The Senate Committee on Commerce, Science, and Transportation along with the Committee on Environment and Public Works held separate hearings on July 27 and July 21, respectively, to examine the potential cybersecurity threats currently facing U.S. infrastructure.
[Above photo by the Architect of the Capitol]
“Our nation relies on more than 2.8 million miles of pipelines, 140,000 miles of railroad track, 4 million miles of roads, 11 million trucks, 361 ports, and nearly 20,000 airports,” noted Sen. Maria Cantwell, D-Wash., chair of the Commerce committee in her opening remarks at the July 27 hearing.

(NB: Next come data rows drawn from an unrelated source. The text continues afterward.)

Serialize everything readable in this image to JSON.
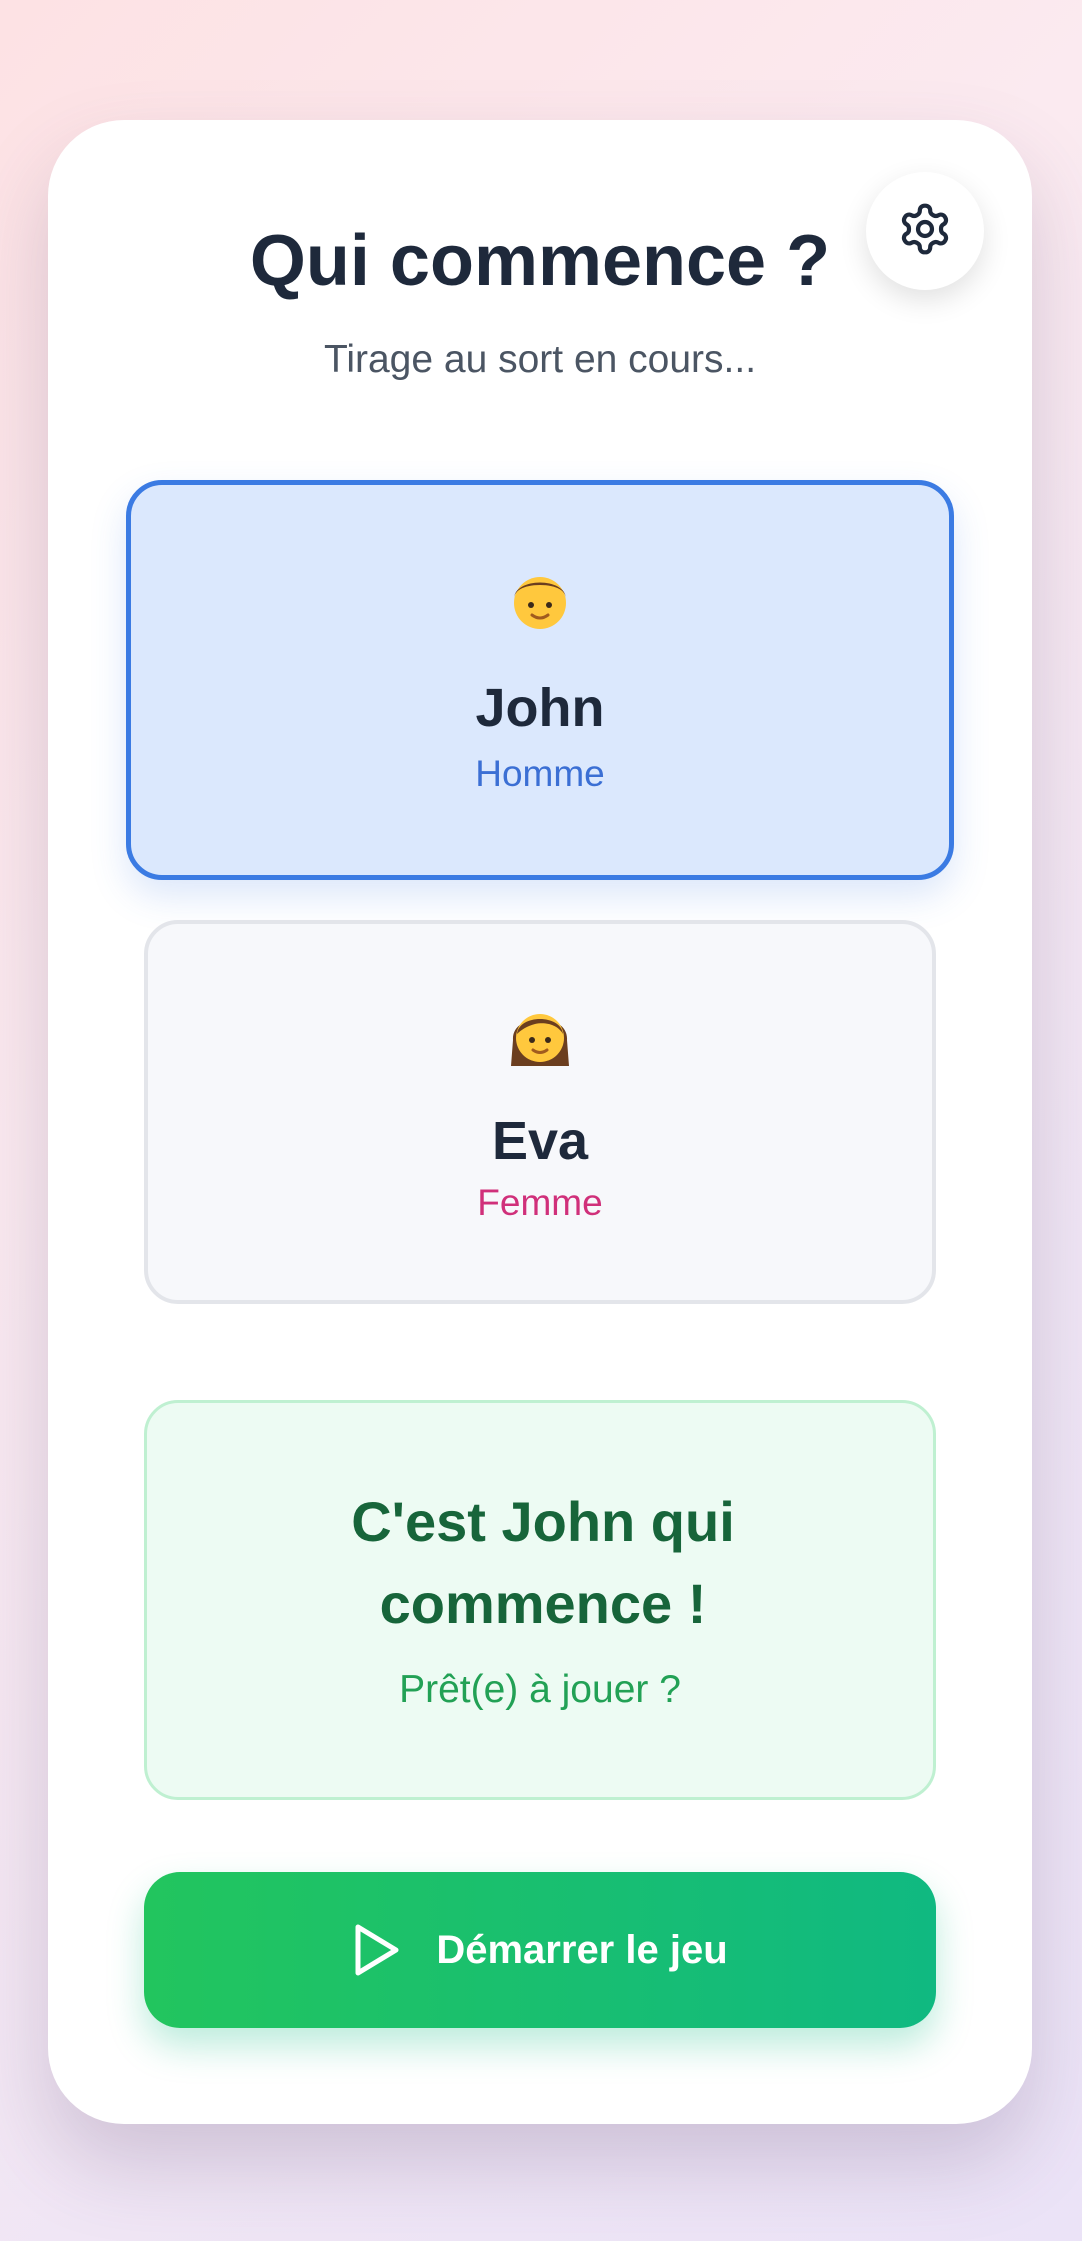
{
  "header": {
    "title": "Qui commence ?",
    "subtitle": "Tirage au sort en cours..."
  },
  "settings": {
    "icon": "gear-icon"
  },
  "players": [
    {
      "name": "John",
      "gender": "Homme",
      "avatar": "man-emoji",
      "selected": true,
      "gender_color": "#3b6fd4"
    },
    {
      "name": "Eva",
      "gender": "Femme",
      "avatar": "woman-emoji",
      "selected": false,
      "gender_color": "#d0307a"
    }
  ],
  "result": {
    "message": "C'est John qui commence !",
    "prompt": "Prêt(e) à jouer ?"
  },
  "start_button": {
    "label": "Démarrer le jeu",
    "icon": "play-icon"
  },
  "colors": {
    "accent_blue": "#3b7be3",
    "success_green": "#22c55e",
    "title_text": "#1e293b"
  }
}
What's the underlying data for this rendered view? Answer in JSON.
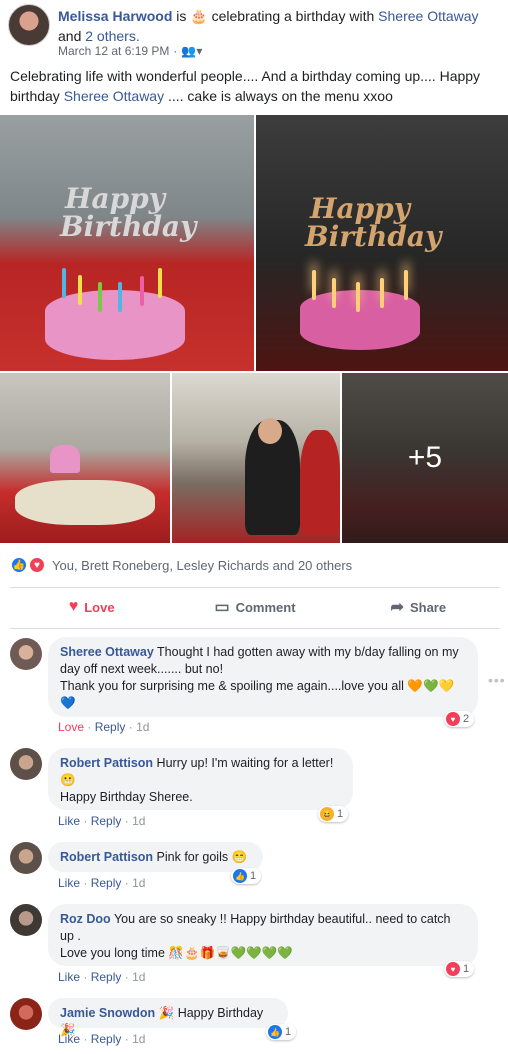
{
  "post": {
    "author": "Melissa Harwood",
    "is_text": "is",
    "activity_text": "celebrating a birthday with",
    "tagged": "Sheree Ottaway",
    "and_text": "and",
    "others": "2 others.",
    "timestamp": "March 12 at 6:19 PM",
    "audience_icon": "friends-icon",
    "body_part1": "Celebrating life with wonderful people.... And a birthday coming up.... Happy birthday",
    "body_mention": "Sheree Ottaway",
    "body_part2": ".... cake is always on the menu xxoo",
    "photos": {
      "topper_text": "Happy Birthday",
      "more_count": "+5"
    }
  },
  "reactions": {
    "summary": "You, Brett Roneberg, Lesley Richards and 20 others"
  },
  "actions": {
    "love": "Love",
    "comment": "Comment",
    "share": "Share"
  },
  "comments": [
    {
      "author": "Sheree Ottaway",
      "text1": "Thought I had gotten away with my b/day falling on my day off next week....... but no!",
      "text2": "Thank you for surprising me & spoiling me again....love you all",
      "emoji": "🧡💚💛💙",
      "action": "Love",
      "reply": "Reply",
      "time": "1d",
      "reaction_count": "2"
    },
    {
      "author": "Robert Pattison",
      "text1": "Hurry up! I'm waiting for a letter!",
      "emoji": "😬",
      "text2": "Happy Birthday Sheree.",
      "action": "Like",
      "reply": "Reply",
      "time": "1d",
      "reaction_count": "1"
    },
    {
      "author": "Robert Pattison",
      "text1": "Pink for goils",
      "emoji": "😁",
      "action": "Like",
      "reply": "Reply",
      "time": "1d",
      "reaction_count": "1"
    },
    {
      "author": "Roz Doo",
      "text1": "You are so sneaky !! Happy birthday beautiful.. need to catch up .",
      "text2": "Love you long time",
      "emoji": "🎊🎂🎁🥃💚💚💚💚",
      "action": "Like",
      "reply": "Reply",
      "time": "1d",
      "reaction_count": "1"
    },
    {
      "author": "Jamie Snowdon",
      "text1": "Happy Birthday",
      "emoji": "🎉",
      "action": "Like",
      "reply": "Reply",
      "time": "1d",
      "reaction_count": "1"
    }
  ],
  "colors": {
    "link": "#385898",
    "love": "#f33e58",
    "like": "#1877f2",
    "bubble": "#f2f3f5"
  }
}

“[This] infrastructure increasingly depends on information technology systems and electronic data that are very susceptible to cyber threats,” she added. “The rapid growth in the number and sophistication of cyber-attacks is the alarm bell ringing about the need to immediately bolster the cybersecurity of our critical infrastructure.”
Polly Trottenberg, deputy secretary for the U.S. Department of Transportation, testified during the hearing that the nation’s transportation infrastructure “has long been a bedrock of our national security and economic prosperity” yet also faces “persistent and increasingly sophisticated cyberattacks” that require “proactive, coordinated, and agile responses.”
Trottenberg noted in her written testimony that Colonial Pipeline cybersecurity incident “spotlighted the importance of trusted and timely information sharing as well as public and private sector partnership in transportation cybersecurity. It also underscored that we need to keep learning and adapting quickly to meet increasingly complex and sophisticated cybersecurity challenges.”
She added that the “nexus” between transportation infrastructure and national security “centers on global competitiveness, climate change, and cybersecurity. As a nation, we need to take all three seriously.”
Trottenberg also emphasized that advances in hardware, software, and computational capabilities have brought “significant safety and efficiency benefits” to the nation’s infrastructure, yet “those advances, along with the merging of digital and physical systems and the increased reliance on data, are introducing new cybersecurity risks.”
The Senate EPW committee hearing on July 21 delved more deeply into the nature of the digital systems helping manage the nation’s transportation network as well as the specific cyber risks those systems face.
“All of us gathered here today understand the importance of protecting our nation’s critical infrastructure. Yet, in the past year alone, we have witnessed several major cyberattacks that have hobbled critical systems across our country,” noted Sen. Tom Carper, D-Del., in his opening remarks.
“Unfortunately, no government agency or industry is immune to attacks from the vast array of bad actors who seek to undermine our security and profit from our vulnerabilities,” he said.
“We face threats from unscrupulous individuals, criminal enterprises, and antagonistic state actors 24 hours a day and seven days a week,” Sen. Carper noted.
“On our roads and bridges, vehicles and infrastructure are becoming more connected and smarter, with these types of advancements increased data [yet] access to that data can result in safety and privacy threats,” added Ranking Member Shelley Moore Capito, R-W.Va., in her remarks.
“It opens our transportation system up to vulnerabilities that didn’t exist in the past,” she said.
Shailen Bhatt, president and CEO of the Intelligent Transportation Society of America – who is leaving ITS America in late August to join global infrastructure consulting firm AECOM – noted that, in the last three years alone, the United States has seen a 900 percent increase in attacks focused on operational technology used in traffic management signaling systems.
“Cyber threats are becoming increasingly sophisticated and target transportation’s interconnected data systems,” he said in his remarks. “As cyber technology becomes more sophisticated, the threat from attack is moving from data breaches to interrupting physical critical infrastructure, exposing transportation operators to economic and reputational damage. More important than these harms or damage to infrastructure is the potential harm to the nation’s transportation system.”
Bhatt explained that even more cyber vigilance is required in the near future as state and local transportation agencies migrate systems to the cloud.
“More prevalent cloud attacks include stolen credentials, typically via phishing, exploitation of cloud misconfigurations, and vulnerable cloud application hacking,” he said. That is cause for concern as intelligent transportation systems are “transforming” how the nation maintains and builds new roads and bridges.
“Integrating technology into the infrastructure, including sensors and advanced monitoring systems that can track roadway and bridge conditions, alerts state and local transportation agencies of any disruptions or extreme weather conditions,” he said.
“While advancements in technology have made the transportation system safer and more connected than ever, this connectivity brings increased cyber risk – and these risks have the potential to threaten the system, the economy, and people’s lives,” Bhatt noted.